The laidback lifestyle in Nice is one of the main attractions of this Mediterranean city. In the summertime, locals take advantage of the beautiful weather and head to one of the beaches. Expats will find that they too will start to embrace this lifestyle, lounging on outdoor terraces, sipping espressos in the morning, or having a glass of rosé along the Promenade des Anglais in the afternoon.

The 35-hour French work week and five weeks of paid vacation are two advantages of living in Nice, while the slow pace of life draws retirees looking for a place to relax. The lifestyle in Nice also provides professionals with plenty to do in their spare time. Many people take advantage of the promenade for running or cycling, and there are a variety of outdoor activities in the region, such as hiking or rock climbing.

While most activities in Nice focus on the outdoors, there are also plenty of museums and cultural sites to visit. The Matisse and Chagall museums are located in the Cimiez area, just a bus ride away from the centre of town. There is also a modern art museum in Place Garibaldi and the Asian art museum along the promenade.

English speakers will find that there is a large English community in the area and a variety of pubs in town. Expats can often find free language exchanges at these pubs. These are a great way of mingling with the locals while learning French. 

Shopping in Nice

Whether one is looking for the latest designer wear or vintage attire, a fully-equipped department store or quaint boutique, Nice has something to satisfy everyone’s shopping needs. A majority of the stores line Jean-Medecin, a street that runs through the centre of the city alongside the tram line. Here shoppers will find large stores such as Galeries Lafayette and FNAC, along with other chains such as H&M, Zara and Sephora.

If one is in the mood to window shop or check out the designer stores, be sure to walk down Avenue de Verdun and the Rue de Paradis with luxury stores such as Louis Vuitton, Hermès and Chanel. Other French stores such as The Kooples and Longchamp are also in this area.

Strolling through the Old Town, there are a variety of shops selling Italian leather, jewellery, and all types of spices and products typical of Provence. There are also plenty of vintage stores where one can score a Chanel bag for a great price on a good day. It is worth bearing in mind that many of the stores close during the two-hour break from 12pm to 2pm daily.

Sales take place twice a year in France, in January and July. If shoppers can hold out, prices continue to get lower throughout the length of the sale. 

Eating out in Nice

Since Nice is on the Mediterranean and bordering Italy, many of its restaurants are known for their seafood and Italian cuisine. The port has a variety of restaurants to choose from with outdoor tables facing the harbour.

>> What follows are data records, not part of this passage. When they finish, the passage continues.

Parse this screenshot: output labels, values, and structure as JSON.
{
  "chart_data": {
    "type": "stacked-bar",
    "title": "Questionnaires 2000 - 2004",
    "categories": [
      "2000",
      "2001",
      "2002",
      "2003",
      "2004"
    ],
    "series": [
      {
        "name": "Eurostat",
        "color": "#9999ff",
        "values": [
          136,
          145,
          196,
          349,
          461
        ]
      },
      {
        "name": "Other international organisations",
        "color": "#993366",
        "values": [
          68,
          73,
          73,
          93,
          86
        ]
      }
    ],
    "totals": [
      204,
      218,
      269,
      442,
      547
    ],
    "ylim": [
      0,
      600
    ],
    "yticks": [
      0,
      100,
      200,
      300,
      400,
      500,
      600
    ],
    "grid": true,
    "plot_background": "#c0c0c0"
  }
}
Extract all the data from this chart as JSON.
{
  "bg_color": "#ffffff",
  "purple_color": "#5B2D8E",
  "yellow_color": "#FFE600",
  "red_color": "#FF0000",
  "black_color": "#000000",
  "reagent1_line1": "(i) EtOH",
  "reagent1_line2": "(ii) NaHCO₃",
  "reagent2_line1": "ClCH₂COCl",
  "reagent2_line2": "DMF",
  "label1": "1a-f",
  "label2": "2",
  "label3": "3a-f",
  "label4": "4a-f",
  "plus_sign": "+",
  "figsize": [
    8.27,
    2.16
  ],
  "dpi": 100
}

Expats can also take a walk into the Old Town and choose from one of the restaurants lining the Cours Saleya with fresh seafood on display outside. Although this may be one of the more touristy areas, it is great for people-watching or enjoying the flower market during the day and jewellery stands at night in the summertime.

Moules frites and salade niçoise are two must-have dishes, but Nice also has other specialities that are particular to the region. Some of the dishes include pan bagnat, a salade niçoise served as a sandwich in a bun; tourte de blettes, a Swiss chard tart; pissaladière, an onion tart; farcis, stuffed vegetables; and socca, a crêpe-like pancake made with chickpea flour. Head into the heart of the Old Town and try a sampler platter of Niçoise specialities and sit down at a picnic table in the midst of the shopping area.

A service charge is usually included in the bill, but most people usually leave a few euros as a tip if they enjoyed the food. 

Nightlife in Nice

When it comes to nightlife, Nice is like the laid-back little sister in between two places known for their extravagant parties – Cannes and Monaco. Most locals will go out for a drink in the Old Town at one of the bars, but there are also places to go if one is in the mood to dance. Most bars close promptly at 2am, but a few will stay open until around 4am. If bottle service is out of the budget, there are plenty of happy hour options and bars catering to students.

Those looking for a casual drink can stop by one of the busiest streets in the Old Town, the Rue de la Préfecture. There are some great venues for sitting at outdoor tables and taking in the atmosphere.